6. Si le requérant soutient séjourner en France de manière continue depuis le 7 octobre 2017, il est toutefois constant qu’il s’est soustrait en 2021 et en 2022 à l’exécution de deux précédentes mesures d’éloignement. S’il est marié depuis près de deux ans à une ressortissante française, le couple n’a toutefois pas d’enfants et il ne fait valoir aucun obstacle à ce qu’il regagne temporairement l’Algérie, le temps nécessaire à l’accomplissement des démarches permettant son entrée régulière en France, où il n’est arrivé qu’à l’âge de 25 ans et alors qu’il n’établit ni même n’allègue être dépourvu d’attaches familiales dans son pays d’origine. Dans ces conditions, la préfète de l’Oise, en lui refusant la délivrance d’un titre de séjour « vie privée et familiale », n’a pas porté une atteinte disproportionnée à son droit de mener une vie privée et familiale et n’a ainsi pas méconnu les stipulations de l’article 8 de la convention européenne de sauvegarde des droits de l’homme et des libertés fondamentales.

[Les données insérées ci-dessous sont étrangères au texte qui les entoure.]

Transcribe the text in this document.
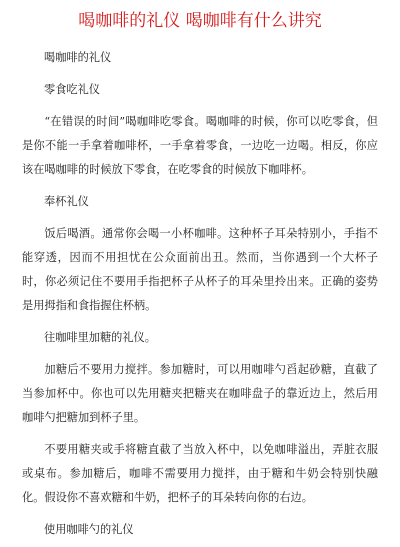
喝咖啡的礼仪 喝咖啡有什么讲究
喝咖啡的礼仪
零食吃礼仪

“在错误的时间”喝咖啡吃零食。喝咖啡的时候，你可以吃零食，但是你不能一手拿着咖啡杯，一手拿着零食，一边吃一边喝。相反，你应该在喝咖啡的时候放下零食，在吃零食的时候放下咖啡杯。

奉杯礼仪

饭后喝酒。通常你会喝一小杯咖啡。这种杯子耳朵特别小，手指不能穿透，因而不用担忧在公众面前出丑。然而，当你遇到一个大杯子时，你必须记住不要用手指把杯子从杯子的耳朵里拎出来。正确的姿势是用拇指和食指握住杯柄。

往咖啡里加糖的礼仪。

加糖后不要用力搅拌。参加糖时，可以用咖啡勺舀起砂糖，直截了当参加杯中。你也可以先用糖夹把糖夹在咖啡盘子的靠近边上，然后用咖啡勺把糖加到杯子里。

不要用糖夹或手将糖直截了当放入杯中，以免咖啡溢出，弄脏衣服或桌布。参加糖后，咖啡不需要用力搅拌，由于糖和牛奶会特别快融化。假设你不喜欢糖和牛奶，把杯子的耳朵转向你的右边。

使用咖啡勺的礼仪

7. En troisième lieu, dès lors qu’il résulte de tout ce qui précède que le refus de titre de séjour opposé à M. A n’était pas illégal, le requérant n’est pas fondé à exciper de son illégalité à l’encontre de la décision portant obligation de quitter le territoire français ni de l’illégalité de cette dernière à l’encontre de la décision fixant le pays de renvoi. Par suite, de tels moyens doivent être écartés.
8. Il résulte de l’ensemble de ce qui précède que M. A n’est pas fondé à demander l’annulation de l’arrêté attaqué. En conséquence, ses conclusions aux fins d’injonction et celles qu’il présente sur le fondement de l’article L. 761-1 du code de justice administrative doivent être rejetées.
D E C I D E :
Article 1er : La requête de M. A est rejetée.
Article 2 : Le présent jugement sera notifié à M. B A et au préfet de l’Oise.
Délibéré après l’audience du 18 juin 2025, à laquelle siégeaient :
— M. Thérain, président,
— M. Lapaquette, premier conseiller,
— M. Harang, conseiller.
Rendu public par mise à disposition au greffe le 31 juillet 2025.
Le rapporteur,
signé
A. Lapaquette
Le président,
signé
S. Thérain
La greffière,
signé
S. Chatellain
La République mande et ordonne au préfet de l’Oise en ce qui le concerne ou à tous commissaires de justice à ce requis en ce qui concerne les voies de droit commun contre les parties privées, de pourvoir à l’exécution du présent jugement.